Le monde s’accélère. Il va vite, très vite. Parfois trop vite. Il suit le rythme que lui impose l’évolution de la technologie, du progrès, comme le développe le philosophe Hartmut Rosa dans son essai Accélération, sous-titré : une critique sociale du temps (Hartmut, 2013). Au niveau médical, la consultation même du patient a évoluée. L’imagerie médicale commence à remplacer l’auscultation du corps souffrant. Les consultations en « Visio » prennent le pas sur la présence. Le corps du patient tend à disparaitre, quand il était le centre de l’enquête médicale. Sa parole, par la même occasion, s’atténue progressivement. Plus besoin du malade pour soigner le malade. Paradoxe ultime, on soigne la maladie, désormais désincarnée, et la connaissance des symptômes semble suffire pour prodiguer les remèdes. La relation s’étiole. Elle devient secondaire. L’efficacité et le résultat priment, qui plus est dans un temps de plus en plus compté, mesuré, rentabilisé. Les hôpitaux sont devenus, selon l’expression consacrée du philosophe Michel Foucault, des « machines à guérir » (Foucault, 1979). Quand le philosophe Ivan Illich dans sa Némésis médicale (Illich, 1975) nous avertissait déjà du danger de l’« outil roi » : « (…) passé un certain seuil, l’outil, de serviteur, devient despote » (Illich, 2021). Alors que cette course folle bat son plein jusqu’à soulever des questions à la frontière de l’éthique, il existe, parallèlement à cela, des initiatives à contre-courant qui parviennent à voir le jour. Comme une forme de résistance pour tempérer ce cheval fou auquel la société est néanmoins enchaînée, par nécessité. Par là même, nous commençons à dessiner notre propos, car nous considérons en effet qu’aménager un espace d’atelier philosophique au sein de l’institution hospitalière participe à cette forme de résistance dans la mesure où ce dispositif permet de redonner la parole aux patients, au sein d’une « oasis de pensée »,[1] tout en restant en cohérence avec le projet médical du soignant.
Je pratique ces ateliers auprès des enfants et des adolescents hospitalisés pour des courts, moyens ou long séjour, pour une prise en charge de pathologies généralement somatiques, parfois psychiatriques. En l’occurrence, l’objet de cette intervention concerne des pratiques philosophiques auprès d’adolescents en souffrance psychique en hôpital de jour. J’agis en collaboration avec l’équipe médicale qui m’accueille, chapeautée par le Docteur Fanny Ammanou qui a accepté de coécrire cet article avec moi. Une fois par semaine donc, je retrouve un groupe d’adolescents, et pendant une heure trente je leur propose d’investir un espace que l’on cocrée pour pratiquer, ensemble, la philosophie.
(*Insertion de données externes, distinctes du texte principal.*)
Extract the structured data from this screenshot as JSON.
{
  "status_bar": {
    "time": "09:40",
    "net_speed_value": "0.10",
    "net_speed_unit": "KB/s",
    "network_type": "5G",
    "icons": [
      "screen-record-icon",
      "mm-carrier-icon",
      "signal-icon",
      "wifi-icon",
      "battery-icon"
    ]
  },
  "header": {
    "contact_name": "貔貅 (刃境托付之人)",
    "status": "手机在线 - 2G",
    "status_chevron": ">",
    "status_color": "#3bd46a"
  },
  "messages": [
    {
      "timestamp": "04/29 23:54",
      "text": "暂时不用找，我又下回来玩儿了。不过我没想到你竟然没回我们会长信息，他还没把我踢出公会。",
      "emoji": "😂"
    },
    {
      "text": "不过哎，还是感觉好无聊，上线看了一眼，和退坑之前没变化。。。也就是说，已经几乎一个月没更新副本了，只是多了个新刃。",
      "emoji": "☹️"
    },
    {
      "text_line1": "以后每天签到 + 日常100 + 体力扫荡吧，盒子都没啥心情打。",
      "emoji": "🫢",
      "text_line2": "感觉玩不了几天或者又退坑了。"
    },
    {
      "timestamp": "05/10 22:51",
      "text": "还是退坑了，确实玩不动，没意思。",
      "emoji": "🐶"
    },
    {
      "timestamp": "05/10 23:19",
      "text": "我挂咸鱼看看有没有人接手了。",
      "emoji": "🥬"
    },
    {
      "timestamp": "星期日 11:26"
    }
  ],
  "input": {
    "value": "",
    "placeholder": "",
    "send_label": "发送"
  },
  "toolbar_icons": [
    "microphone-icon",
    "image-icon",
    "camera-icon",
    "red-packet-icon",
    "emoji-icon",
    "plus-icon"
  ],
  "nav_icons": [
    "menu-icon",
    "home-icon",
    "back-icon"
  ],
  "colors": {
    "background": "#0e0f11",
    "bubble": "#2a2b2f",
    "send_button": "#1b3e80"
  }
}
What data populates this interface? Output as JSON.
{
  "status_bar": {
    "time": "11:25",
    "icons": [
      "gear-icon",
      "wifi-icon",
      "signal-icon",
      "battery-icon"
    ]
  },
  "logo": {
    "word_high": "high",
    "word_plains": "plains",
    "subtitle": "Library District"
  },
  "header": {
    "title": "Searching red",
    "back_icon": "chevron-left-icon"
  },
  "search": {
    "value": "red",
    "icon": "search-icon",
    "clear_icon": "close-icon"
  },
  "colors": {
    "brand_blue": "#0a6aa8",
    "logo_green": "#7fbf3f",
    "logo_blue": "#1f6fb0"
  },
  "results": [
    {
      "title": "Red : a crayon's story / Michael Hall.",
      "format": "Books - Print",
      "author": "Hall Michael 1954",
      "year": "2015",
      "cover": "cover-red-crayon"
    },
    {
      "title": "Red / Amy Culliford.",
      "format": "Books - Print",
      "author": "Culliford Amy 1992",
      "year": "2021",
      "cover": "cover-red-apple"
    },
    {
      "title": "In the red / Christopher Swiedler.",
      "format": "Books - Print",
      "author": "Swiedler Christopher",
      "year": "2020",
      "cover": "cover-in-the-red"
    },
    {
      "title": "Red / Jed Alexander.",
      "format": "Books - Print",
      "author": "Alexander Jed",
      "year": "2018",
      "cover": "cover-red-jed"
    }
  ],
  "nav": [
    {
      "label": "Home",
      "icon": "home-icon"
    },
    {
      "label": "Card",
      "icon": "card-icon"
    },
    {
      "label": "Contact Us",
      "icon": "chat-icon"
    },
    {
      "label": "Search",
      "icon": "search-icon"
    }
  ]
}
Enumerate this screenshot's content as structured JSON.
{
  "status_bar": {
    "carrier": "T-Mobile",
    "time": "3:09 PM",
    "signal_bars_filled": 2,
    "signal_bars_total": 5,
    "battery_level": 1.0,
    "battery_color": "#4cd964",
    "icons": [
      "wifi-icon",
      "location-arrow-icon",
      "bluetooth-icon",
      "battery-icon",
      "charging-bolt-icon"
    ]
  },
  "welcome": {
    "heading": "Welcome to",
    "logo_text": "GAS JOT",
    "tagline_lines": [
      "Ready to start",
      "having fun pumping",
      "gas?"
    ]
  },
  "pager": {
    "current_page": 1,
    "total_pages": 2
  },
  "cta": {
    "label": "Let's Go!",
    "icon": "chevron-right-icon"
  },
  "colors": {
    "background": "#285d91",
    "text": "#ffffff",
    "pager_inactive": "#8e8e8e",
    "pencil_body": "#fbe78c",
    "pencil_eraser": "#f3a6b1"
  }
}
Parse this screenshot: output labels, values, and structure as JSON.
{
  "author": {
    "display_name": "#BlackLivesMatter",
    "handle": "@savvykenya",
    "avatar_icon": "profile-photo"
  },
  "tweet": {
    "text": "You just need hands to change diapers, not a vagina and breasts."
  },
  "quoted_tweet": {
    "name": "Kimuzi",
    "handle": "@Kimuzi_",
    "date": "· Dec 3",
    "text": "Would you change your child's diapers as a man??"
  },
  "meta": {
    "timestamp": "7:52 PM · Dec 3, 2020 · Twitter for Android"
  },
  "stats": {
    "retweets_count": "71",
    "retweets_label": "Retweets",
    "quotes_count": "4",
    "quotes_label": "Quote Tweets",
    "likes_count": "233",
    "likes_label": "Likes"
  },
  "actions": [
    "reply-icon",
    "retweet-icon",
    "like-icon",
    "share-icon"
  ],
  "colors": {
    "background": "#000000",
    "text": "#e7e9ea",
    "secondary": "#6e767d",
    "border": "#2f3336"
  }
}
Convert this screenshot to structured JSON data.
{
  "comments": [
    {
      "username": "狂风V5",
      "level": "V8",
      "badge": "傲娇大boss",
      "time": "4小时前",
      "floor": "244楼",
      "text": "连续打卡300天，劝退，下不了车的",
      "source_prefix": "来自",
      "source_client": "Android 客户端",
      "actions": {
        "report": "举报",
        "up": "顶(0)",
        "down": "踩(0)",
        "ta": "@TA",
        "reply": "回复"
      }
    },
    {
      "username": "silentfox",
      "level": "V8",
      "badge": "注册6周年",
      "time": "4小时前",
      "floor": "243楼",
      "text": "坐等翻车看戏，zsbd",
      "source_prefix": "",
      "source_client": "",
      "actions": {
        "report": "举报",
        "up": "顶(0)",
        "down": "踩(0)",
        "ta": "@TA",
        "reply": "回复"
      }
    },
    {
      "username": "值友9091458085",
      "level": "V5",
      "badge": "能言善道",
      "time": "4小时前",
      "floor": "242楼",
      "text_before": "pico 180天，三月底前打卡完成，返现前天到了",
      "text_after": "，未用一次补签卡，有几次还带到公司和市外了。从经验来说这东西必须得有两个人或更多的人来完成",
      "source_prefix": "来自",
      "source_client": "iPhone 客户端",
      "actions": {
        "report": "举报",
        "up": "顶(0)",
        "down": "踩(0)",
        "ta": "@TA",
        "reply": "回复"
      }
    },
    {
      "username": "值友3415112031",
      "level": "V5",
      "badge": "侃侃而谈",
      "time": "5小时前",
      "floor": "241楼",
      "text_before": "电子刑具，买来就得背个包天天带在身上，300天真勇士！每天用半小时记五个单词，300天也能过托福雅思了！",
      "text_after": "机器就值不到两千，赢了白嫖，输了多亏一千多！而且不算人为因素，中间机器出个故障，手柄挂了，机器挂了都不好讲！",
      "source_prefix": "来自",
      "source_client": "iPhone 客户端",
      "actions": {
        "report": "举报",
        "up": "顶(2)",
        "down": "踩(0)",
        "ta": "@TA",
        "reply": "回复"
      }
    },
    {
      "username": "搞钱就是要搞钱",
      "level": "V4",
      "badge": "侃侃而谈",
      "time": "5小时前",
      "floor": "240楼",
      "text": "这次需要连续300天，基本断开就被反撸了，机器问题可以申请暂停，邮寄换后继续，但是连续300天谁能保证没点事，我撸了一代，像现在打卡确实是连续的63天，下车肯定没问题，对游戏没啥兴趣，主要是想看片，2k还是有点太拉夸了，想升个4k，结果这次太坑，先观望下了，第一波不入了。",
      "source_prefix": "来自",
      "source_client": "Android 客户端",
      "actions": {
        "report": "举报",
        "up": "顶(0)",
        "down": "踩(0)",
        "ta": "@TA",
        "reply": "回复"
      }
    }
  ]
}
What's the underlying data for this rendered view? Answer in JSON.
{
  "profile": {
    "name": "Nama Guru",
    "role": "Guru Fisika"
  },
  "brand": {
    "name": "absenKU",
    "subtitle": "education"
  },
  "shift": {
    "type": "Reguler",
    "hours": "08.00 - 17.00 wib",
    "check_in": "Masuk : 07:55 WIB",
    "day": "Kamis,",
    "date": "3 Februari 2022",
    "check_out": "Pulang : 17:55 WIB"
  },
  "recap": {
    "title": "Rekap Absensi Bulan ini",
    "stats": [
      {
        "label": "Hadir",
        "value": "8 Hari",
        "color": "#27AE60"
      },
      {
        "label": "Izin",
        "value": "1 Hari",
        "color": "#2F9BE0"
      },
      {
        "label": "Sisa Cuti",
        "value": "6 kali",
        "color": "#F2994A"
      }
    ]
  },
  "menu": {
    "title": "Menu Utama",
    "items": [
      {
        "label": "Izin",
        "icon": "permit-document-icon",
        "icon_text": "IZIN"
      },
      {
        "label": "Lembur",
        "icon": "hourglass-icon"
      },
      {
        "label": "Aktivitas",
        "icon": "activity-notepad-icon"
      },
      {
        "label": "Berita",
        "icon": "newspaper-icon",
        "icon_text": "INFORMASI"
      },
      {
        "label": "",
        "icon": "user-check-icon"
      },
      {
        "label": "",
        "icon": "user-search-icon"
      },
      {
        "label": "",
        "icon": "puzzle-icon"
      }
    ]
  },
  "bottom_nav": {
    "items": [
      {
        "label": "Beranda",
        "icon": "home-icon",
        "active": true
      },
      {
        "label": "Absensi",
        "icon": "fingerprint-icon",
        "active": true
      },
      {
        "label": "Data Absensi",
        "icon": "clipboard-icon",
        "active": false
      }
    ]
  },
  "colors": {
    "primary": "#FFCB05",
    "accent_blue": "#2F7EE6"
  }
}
D’ores et déjà, nous voyons qu’à l’ère de la dépersonnalisation du patient, lui donner la possibilité de prendre la parole dans le cadre d’un atelier philosophique, compte. Ainsi, la pratique de la philosophie, en milieu hospitalier, compte.
En disant cela, et c’est déjà important, nous ouvrons la porte à un examen plus large de la question : en quoi, précisément, la philosophie en milieu hospitalier compte-t-elle particulièrement ? Qu’apporte-t-elle de plus à ce public qu’elle n’apporte pas forcément aux enfants scolarisés en milieu dit « ordinaire », où elle est censée s’exercer de manière plus courante ? Ce qui revient à considérer la spécificité du public auquel nous avons affaire. Qu’est-ce qui le caractérise ? Et par conséquent, quels sont les enjeux d’une pratique philosophique avec lui ? Quelles formes prend-elle ? A quelles fins ?
Je précise que les réflexions que je vais mener avec vous ici sont et restent ouvertes, car je considère fondamentalement l’atelier philosophique comme une expérience, à fortiori dans ce contexte d’intervention. Il nous a ainsi fallu penser à une forme spécifique d’ateliers, qui correspondrait au plus près au caractère particulier des besoins des patients-usagers en présence.
Ainsi, pour nous permettre de considérer cette question tant d’un point de vue de pratique philosophique que d’un point de vue médical, philo/soin comme l’indique le thème de notre chantier, nous mènerons cette réflexion à deux voix. La mienne, qui ancre la pratique de la philosophie avec les enfants et les adolescents à partir d’une formation en humanités médicales et philosophie du soin. Et celle du Docteur Ammanou, Médecin psychiatre sans laquelle rien de tout cela ne serait possible, car elle est LA prescriptrice sur ordonnance des ateliers philo pour les adolescents qu’elle accompagne dans leurs soins psychiques.
Dans un premier temps, le docteur Ammanou nous présentera l’établissement dans lequel elle officie et dans lequel j’interviens : le Relais jeunes de Sèvres. Je vous présenterai ensuite ma manière de pratiquer la philosophie auprès des adolescents de cette structure, pour enfin redonner la parole au Docteur qui dépliera le versant médical et thérapeutique de cette philosophie sur ordonnance.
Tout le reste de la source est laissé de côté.